Baby steps folks ...
February 6, 2008
A Catholic Good Friday prayer from the pre-Vatican II Tridentine Mass will no longer ask that God "remove the veil from the hearts" of Jews, the Vatican newspaper L'Osservatore Romano said yesterday.
It will also drop an allusion to Jewish "blindness" and forgo a passage asking that Jews "be delivered from their darkness." A new prayer, released Monday by the Vatican, still asks that Jews "acknowledge Jesus Christ."
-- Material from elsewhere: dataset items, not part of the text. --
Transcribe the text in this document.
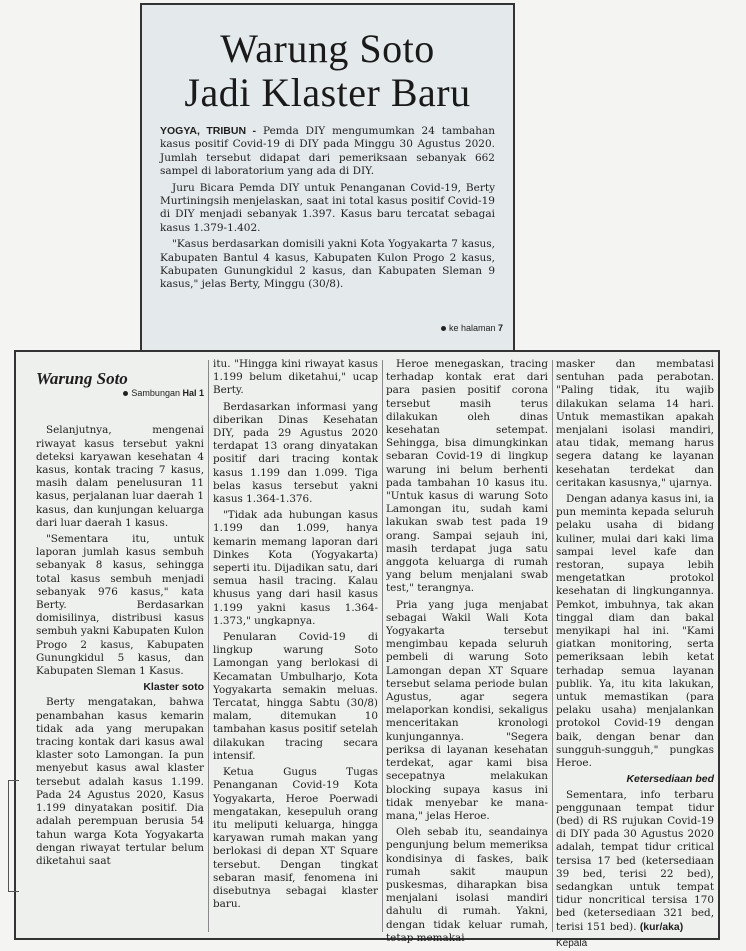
Warung Soto
Jadi Klaster Baru

YOGYA, TRIBUN - Pemda DIY mengumumkan 24 tambahan kasus positif Covid-19 di DIY pada Minggu 30 Agustus 2020. Jumlah tersebut didapat dari pemeriksaan sebanyak 662 sampel di laboratorium yang ada di DIY.

Juru Bicara Pemda DIY untuk Penanganan Covid-19, Berty Murtiningsih menjelaskan, saat ini total kasus positif Covid-19 di DIY menjadi sebanyak 1.397. Kasus baru tercatat sebagai kasus 1.379-1.402.

"Kasus berdasarkan domisili yakni Kota Yogyakarta 7 kasus, Kabupaten Bantul 4 kasus, Kabupaten Kulon Progo 2 kasus, Kabupaten Gunungkidul 2 kasus, dan Kabupaten Sleman 9 kasus," jelas Berty, Minggu (30/8).

ke halaman 7
Warung Soto
Sambungan Hal 1

Selanjutnya, mengenai riwayat kasus tersebut yakni deteksi karyawan kesehatan 4 kasus, kontak tracing 7 kasus, masih dalam penelusuran 11 kasus, perjalanan luar daerah 1 kasus, dan kunjungan keluarga dari luar daerah 1 kasus.

"Sementara itu, untuk laporan jumlah kasus sembuh sebanyak 8 kasus, sehingga total kasus sembuh menjadi sebanyak 976 kasus," kata Berty. Berdasarkan domisilinya, distribusi kasus sembuh yakni Kabupaten Kulon Progo 2 kasus, Kabupaten Gunungkidul 5 kasus, dan Kabupaten Sleman 1 Kasus.

Klaster soto

Berty mengatakan, bahwa penambahan kasus kemarin tidak ada yang merupakan tracing kontak dari kasus awal klaster soto Lamongan. Ia pun menyebut kasus awal klaster tersebut adalah kasus 1.199. Pada 24 Agustus 2020, Kasus 1.199 dinyatakan positif. Dia adalah perempuan berusia 54 tahun warga Kota Yogyakarta dengan riwayat tertular belum diketahui saat

itu. "Hingga kini riwayat kasus 1.199 belum diketahui," ucap Berty.

Berdasarkan informasi yang diberikan Dinas Kesehatan DIY, pada 29 Agustus 2020 terdapat 13 orang dinyatakan positif dari tracing kontak kasus 1.199 dan 1.099. Tiga belas kasus tersebut yakni kasus 1.364-1.376.

"Tidak ada hubungan kasus 1.199 dan 1.099, hanya kemarin memang laporan dari Dinkes Kota (Yogyakarta) seperti itu. Dijadikan satu, dari semua hasil tracing. Kalau khusus yang dari hasil kasus 1.199 yakni kasus 1.364-1.373," ungkapnya.

Penularan Covid-19 di lingkup warung Soto Lamongan yang berlokasi di Kecamatan Umbulharjo, Kota Yogyakarta semakin meluas. Tercatat, hingga Sabtu (30/8) malam, ditemukan 10 tambahan kasus positif setelah dilakukan tracing secara intensif.

Ketua Gugus Tugas Penanganan Covid-19 Kota Yogyakarta, Heroe Poerwadi mengatakan, kesepuluh orang itu meliputi keluarga, hingga karyawan rumah makan yang berlokasi di depan XT Square tersebut. Dengan tingkat sebaran masif, fenomena ini disebutnya sebagai klaster baru.

Heroe menegaskan, tracing terhadap kontak erat dari para pasien positif corona tersebut masih terus dilakukan oleh dinas kesehatan setempat. Sehingga, bisa dimungkinkan sebaran Covid-19 di lingkup warung ini belum berhenti pada tambahan 10 kasus itu. "Untuk kasus di warung Soto Lamongan itu, sudah kami lakukan swab test pada 19 orang. Sampai sejauh ini, masih terdapat juga satu anggota keluarga di rumah yang belum menjalani swab test," terangnya.

Pria yang juga menjabat sebagai Wakil Wali Kota Yogyakarta tersebut mengimbau kepada seluruh pembeli di warung Soto Lamongan depan XT Square tersebut selama periode bulan Agustus, agar segera melaporkan kondisi, sekaligus menceritakan kronologi kunjungannya. "Segera periksa di layanan kesehatan terdekat, agar kami bisa secepatnya melakukan blocking supaya kasus ini tidak menyebar ke mana-mana," jelas Heroe.

Oleh sebab itu, seandainya pengunjung belum memeriksa kondisinya di faskes, baik rumah sakit maupun puskesmas, diharapkan bisa menjalani isolasi mandiri dahulu di rumah. Yakni, dengan tidak keluar rumah, tetap memakai

masker dan membatasi sentuhan pada perabotan. "Paling tidak, itu wajib dilakukan selama 14 hari. Untuk memastikan apakah menjalani isolasi mandiri, atau tidak, memang harus segera datang ke layanan kesehatan terdekat dan ceritakan kasusnya," ujarnya.

Dengan adanya kasus ini, ia pun meminta kepada seluruh pelaku usaha di bidang kuliner, mulai dari kaki lima sampai level kafe dan restoran, supaya lebih mengetatkan protokol kesehatan di lingkungannya. Pemkot, imbuhnya, tak akan tinggal diam dan bakal menyikapi hal ini. "Kami giatkan monitoring, serta pemeriksaan lebih ketat terhadap semua layanan publik. Ya, itu kita lakukan, untuk memastikan (para pelaku usaha) menjalankan protokol Covid-19 dengan baik, dengan benar dan sungguh-sungguh," pungkas Heroe.

Ketersediaan bed

Sementara, info terbaru penggunaan tempat tidur (bed) di RS rujukan Covid-19 di DIY pada 30 Agustus 2020 adalah, tempat tidur critical tersisa 17 bed (ketersediaan 39 bed, terisi 22 bed), sedangkan untuk tempat tidur noncritical tersisa 170 bed (ketersediaan 321 bed, terisi 151 bed). (kur/aka)

Kepala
A senior Vatican priest speaking at a Good Friday service compared the uproar over sexual abuse scandals in the Catholic Church — which have included reports about Pope Benedict XVI’s oversight role in two cases — to the persecution of the Jews...Did I read that properly? That can't be true. There must be some misunderstanding:
Father Cantalamessa took note that Easter and Passover were falling during the same week this year, saying he was led to think of the Jews. “They know from experience what it means to be victims of collective violence and also because of this they are quick to recognize the recurring symptoms,” he said.Who the fuck approved this shit?